3 carrots, peeled and diced

1 stalk celery, diced

2-3 Roma tomatoes (optional — when in season)

1 398 ml can low salt tomato sauce

1/2 can tomato paste

1 tablespoon sugar

1 teaspoon dried oregano (or 1 tablespoon fresh, chopped, or marjoram if you prefer. You could also use basil, but I despise dried basil, so I don’t)

salt and pepper to taste

Heat the oil in a large sauce pan. Add the onion and garlic and cook, stirring occasionally, over medium heat until the onions are soft and start to take on colour — about 8-10 minutes. You want them on the verge of caramelization, not scorching, so turn down the heat if they go too fast. When the onions are browned and softened, add the wine (if using; if not, skip to next step) and stir until the wine is reduced by half.

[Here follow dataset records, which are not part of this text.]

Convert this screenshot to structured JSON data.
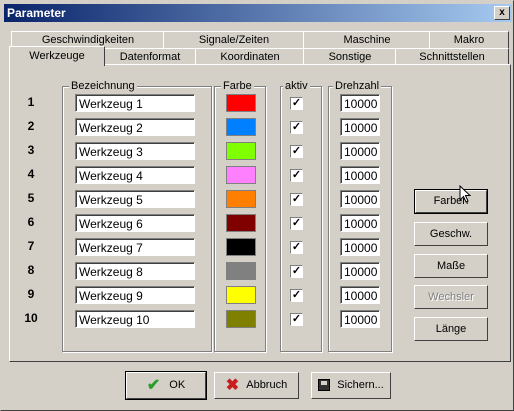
{
  "window": {
    "title": "Parameter",
    "close_label": "x"
  },
  "tabs_back": [
    "Geschwindigkeiten",
    "Signale/Zeiten",
    "Maschine",
    "Makro"
  ],
  "tabs_front": [
    "Werkzeuge",
    "Datenformat",
    "Koordinaten",
    "Sonstige",
    "Schnittstellen"
  ],
  "groups": {
    "name": "Bezeichnung",
    "color": "Farbe",
    "active": "aktiv",
    "speed": "Drehzahl"
  },
  "tools": [
    {
      "num": "1",
      "name": "Werkzeug 1",
      "color": "#ff0000",
      "active": true,
      "speed": "10000"
    },
    {
      "num": "2",
      "name": "Werkzeug 2",
      "color": "#0080ff",
      "active": true,
      "speed": "10000"
    },
    {
      "num": "3",
      "name": "Werkzeug 3",
      "color": "#80ff00",
      "active": true,
      "speed": "10000"
    },
    {
      "num": "4",
      "name": "Werkzeug 4",
      "color": "#ff80ff",
      "active": true,
      "speed": "10000"
    },
    {
      "num": "5",
      "name": "Werkzeug 5",
      "color": "#ff8000",
      "active": true,
      "speed": "10000"
    },
    {
      "num": "6",
      "name": "Werkzeug 6",
      "color": "#800000",
      "active": true,
      "speed": "10000"
    },
    {
      "num": "7",
      "name": "Werkzeug 7",
      "color": "#000000",
      "active": true,
      "speed": "10000"
    },
    {
      "num": "8",
      "name": "Werkzeug 8",
      "color": "#808080",
      "active": true,
      "speed": "10000"
    },
    {
      "num": "9",
      "name": "Werkzeug 9",
      "color": "#ffff00",
      "active": true,
      "speed": "10000"
    },
    {
      "num": "10",
      "name": "Werkzeug 10",
      "color": "#808000",
      "active": true,
      "speed": "10000"
    }
  ],
  "side_buttons": {
    "colors": "Farben",
    "speed": "Geschw.",
    "size": "Maße",
    "changer": "Wechsler",
    "length": "Länge"
  },
  "bottom_buttons": {
    "ok": "OK",
    "cancel": "Abbruch",
    "save": "Sichern..."
  },
  "colors": {
    "titlebar_start": "#0a246a",
    "titlebar_end": "#a6caf0",
    "ok_icon": "#2a9d2a",
    "cancel_icon": "#c81e1e"
  }
}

Stir in carrots, celery and tomatoes if using.  Reduce heat and cook covered, stirring occasionally until the carrots are softened.  At this point, add the tomato sauce, tomato paste, oregano, sugar, and salt and pepper, cover, and cook over low heat for about 15 minutes until the carrots are completely softened.  Remove from heat and let cool for five minutes.

Here’s the sneaky part: at this point, carefully transfer the sauce to your blender, or use an immersion blender to process the sauce until smooth. Once blended, season to taste. The carrots and celery lend a nice sweetness and thicken the sauce so that you don’t have to cook it for hours.  Serve as you would any other tomato sauce.